Auffahrunfall
Aus zwei verschiedenen Richtungen – wie Wagen in zwei Fahrtrichtungen auf einer nächtlichen Landstraße, die sich für einen einzigen kurzen Moment begegnen und dann aneinander vorbeirauschen –, so laufen die Geschichten und Lebenswege in Christoph Nußbaumeders Stück «Das Fleischwerk» aufeinander zu. Sie streifen, verletzen und verlieren sich. Brutal sind sie alle, rücksichtslos: Jeder Weg führt bis zum bitteren Ende.
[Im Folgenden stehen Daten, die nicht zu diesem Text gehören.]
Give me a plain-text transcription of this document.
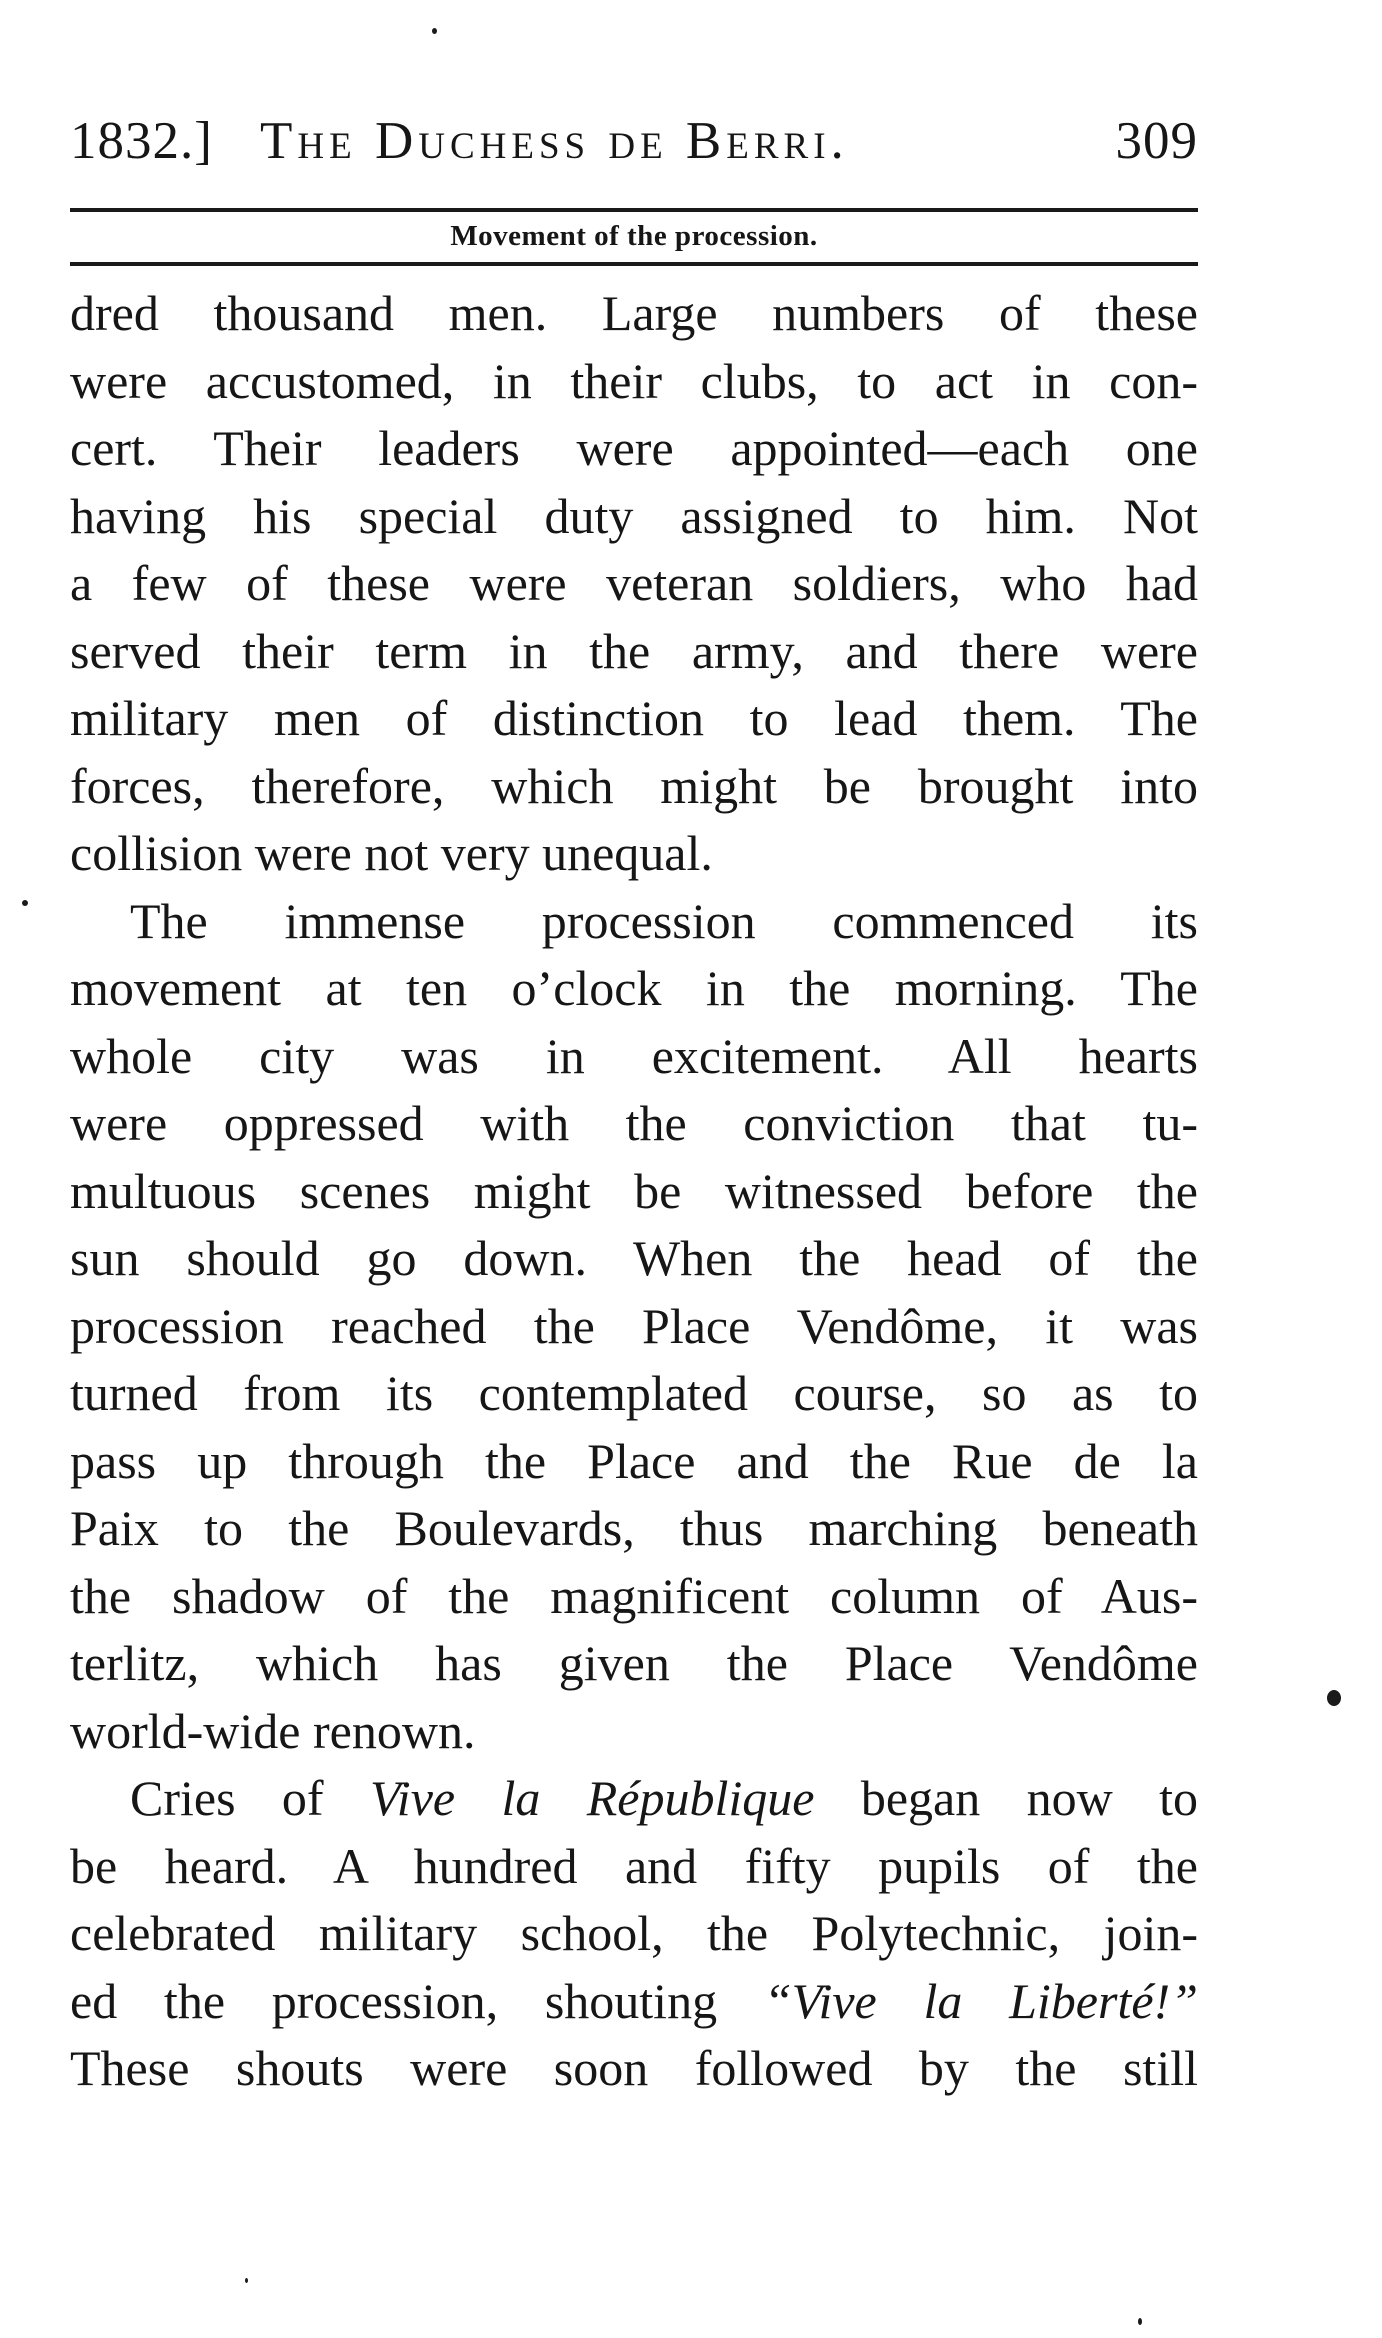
1832.] The Duchess de Berri.	309
Movement of the procession.
dred thousand men. Large numbers of these
were accustomed, in their clubs, to act in con-
cert. Their leaders were appointed—each one
having his special duty assigned to him. Not
a few of these were veteran soldiers, who had
served their term in the army, and there were
military men of distinction to lead them. The
forces, therefore, which might be brought into
collision were not very unequal.
The immense procession commenced its
movement at ten o’clock in the morning. The
whole city was in excitement. All hearts
were oppressed with the conviction that tu-
multuous scenes might be witnessed before the
sun should go down. When the head of the
procession reached the Place Vendôme, it was
turned from its contemplated course, so as to
pass up through the Place and the Rue de la
Paix to the Boulevards, thus marching beneath
the shadow of the magnificent column of Aus-
terlitz, which has given the Place Vendôme
world-wide renown.
Cries of Vive la République began now to
be heard. A hundred and fifty pupils of the
celebrated military school, the Polytechnic, join-
ed the procession, shouting “Vive la Liberté!”
These shouts were soon followed by the still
So wie der Weg der Schweine, der im Fleischwerk grausam endet.
An der Schlachtanlage treffen sich die Wanderarbeiter Europas und die scheinbar Sesshaften der Provinz. Sie kommen aus Bulgarien und Deutschland, aus der Fremde und aus dem Dorf. Es gibt ein Innen und Außen des Fleischwerks, und dazwischen liegen Welten. Nur für einen kurzen Moment nehmen sie sich wahr, genug Zeit, um sich weh zu tun, zu wenig, um sich zu verstehen.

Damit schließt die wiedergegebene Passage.